Вадим Чекунов - Шанхай. Любовь подонка
Для наглядности расставляю руки в стороны.
В правой по-прежнему зажата бутылка.
Слово «самолет» почему-то забавляет полицейских. Я даже начинаю подозревать, что они в курсе моих ночных похождений.
Машина легко трогается с места и исчезает за перекрестком.
Я прикасаюсь пальцами к надписи «Сычуань».
Едва не теряю равновесия, хватаюсь за указатель.
Осторожно допиваю остатки китайского «бренди», ставлю бутылку возле столба...
Иду по проезжей части, высматривая впереди ориентир — красные огоньки высотки, она неподалеку от кампуса. Оборачиваюсь: кажется, будто кто-то крадется за мною. Никого, только шмыгает в сливное отверстие крыса.
Вскоре вижу огни.
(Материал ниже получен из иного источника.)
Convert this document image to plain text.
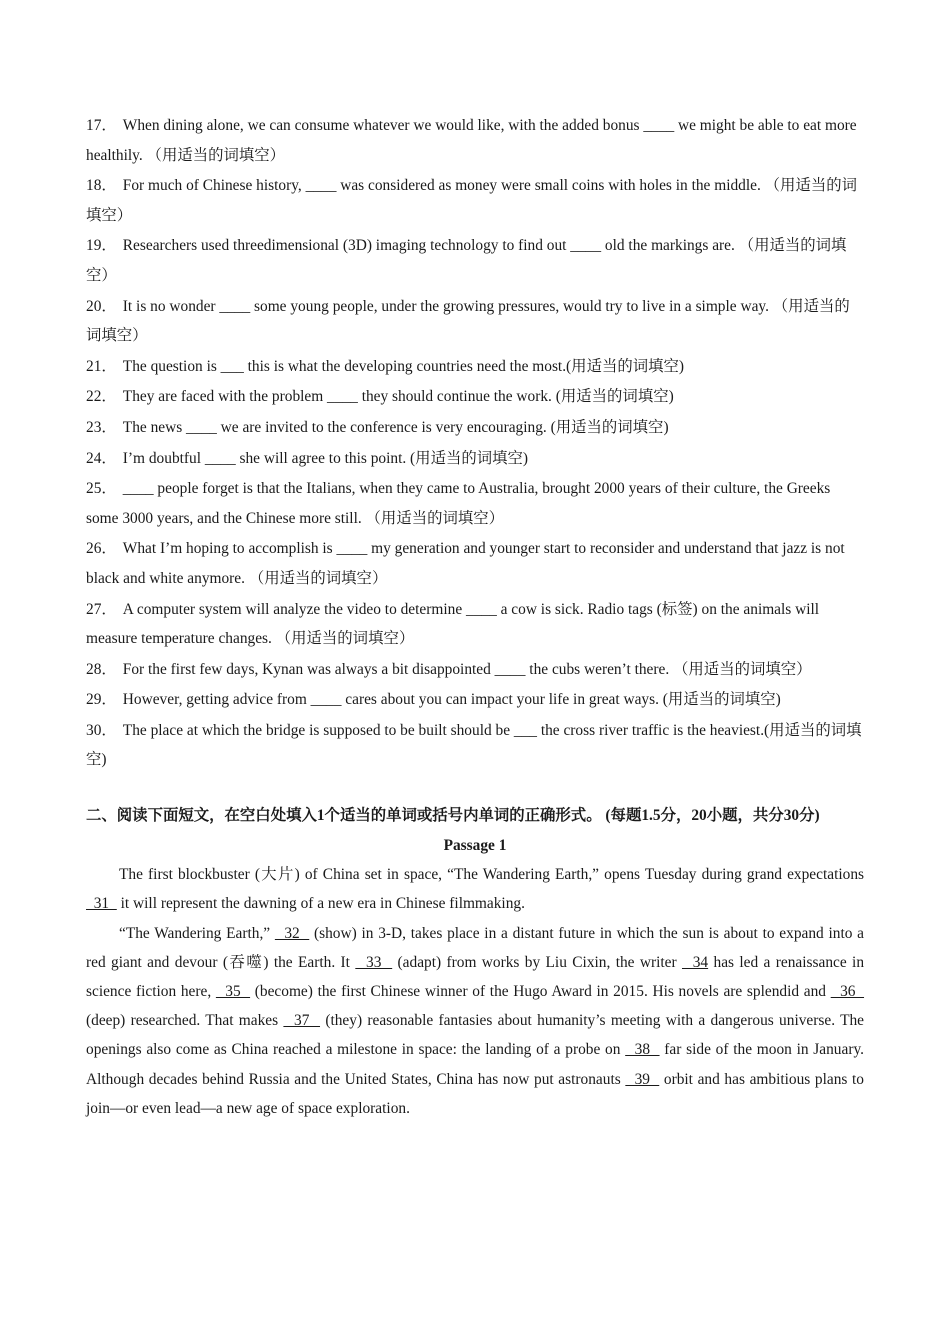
17． When dining alone, we can consume whatever we would like, with the added bonus ____ we might be able to eat more healthily. （用适当的词填空）

18． For much of Chinese history, ____ was considered as money were small coins with holes in the middle. （用适当的词填空）

19． Researchers used threedimensional (3D) imaging technology to find out ____ old the markings are. （用适当的词填空）

20． It is no wonder ____ some young people, under the growing pressures, would try to live in a simple way. （用适当的词填空）

21． The question is ___ this is what the developing countries need the most.(用适当的词填空)

22． They are faced with the problem ____ they should continue the work. (用适当的词填空)

23． The news ____ we are invited to the conference is very encouraging. (用适当的词填空)

24． I’m doubtful ____ she will agree to this point. (用适当的词填空)

25． ____ people forget is that the Italians, when they came to Australia, brought 2000 years of their culture, the Greeks some 3000 years, and the Chinese more still. （用适当的词填空）

26． What I’m hoping to accomplish is ____ my generation and younger start to reconsider and understand that jazz is not black and white anymore. （用适当的词填空）

27． A computer system will analyze the video to determine ____ a cow is sick. Radio tags (标签) on the animals will measure temperature changes. （用适当的词填空）

28． For the first few days, Kynan was always a bit disappointed ____ the cubs weren’t there. （用适当的词填空）

29． However, getting advice from ____ cares about you can impact your life in great ways. (用适当的词填空)

30． The place at which the bridge is supposed to be built should be ___ the cross river traffic is the heaviest.(用适当的词填空)

二、阅读下面短文，在空白处填入1个适当的单词或括号内单词的正确形式。 (每题1.5分，20小题，共分30分)

Passage 1

The first blockbuster (大片) of China set in space, “The Wandering Earth,” opens Tuesday during grand expectations   31   it will represent the dawning of a new era in Chinese filmmaking.

“The Wandering Earth,”   32   (show) in 3-D, takes place in a distant future in which the sun is about to expand into a red giant and devour (吞噬) the Earth. It   33   (adapt) from works by Liu Cixin, the writer   34 has led a renaissance in science fiction here,   35   (become) the first Chinese winner of the Hugo Award in 2015. His novels are splendid and   36   (deep) researched. That makes   37   (they) reasonable fantasies about humanity’s meeting with a dangerous universe. The openings also come as China reached a milestone in space: the landing of a probe on   38   far side of the moon in January. Although decades behind Russia and the United States, China has now put astronauts   39   orbit and has ambitious plans to join—or even lead—a new age of space exploration.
Воспаленными глазами они смотрят на меня с ночного неба и мигают.
Потом обнаруживаю себя сидящим на узком парапете возле реки. Дрожат огоньки редких фонарей на полоске воды.
В моей руке пластиковая фляжка с вином.
После каждого глотка приходится сплевывать — так вяжет рот это пойло.
Под ногами рассыпаны сигареты.
Несколько смятых банок пива на земле.
Наверное, я заходил в магазин.
Метрах в десяти от меня огромная ива с подрезанными, не достающими до земли ветвями. Под ивой — стоянка велосипедов.
Тянет предутренним ветерком. Листья ивы заметно шевелятся.
Дерево сурово разглядывает меня.
Мне становится жутко.
— Чего тебе надо? — взмахиваю рукой, и в сторону ивы из фляжки дугой вылетает черный винный язык, с влажным шорохом плюхаясь на асфальт.
— Хо-о-о-очешшшь у-у-у-е-е-еха-а-ать?..— растягивая слова, спрашивает ива. — Нуууу... попро-о-о-о-бу-у-уй... Эх-ха-ха-ха-ха!
Глухой смех вылетает из ветвей, жалящим злым роем летит мне в лицо.
Я роняю бутылку.
Трясу головой.
Бью ладонями по лицу.
Сую руку в карман и вытаскиваю холодный осклизлый ком.
Протухшее мясо.
Вдруг понимаю — это сердце.
Мое сердце.
— Т-ы-ы-ы у меня-я-а-а допры-ыга-аешься-я-а-а... ужшш пове-е-е-ерь...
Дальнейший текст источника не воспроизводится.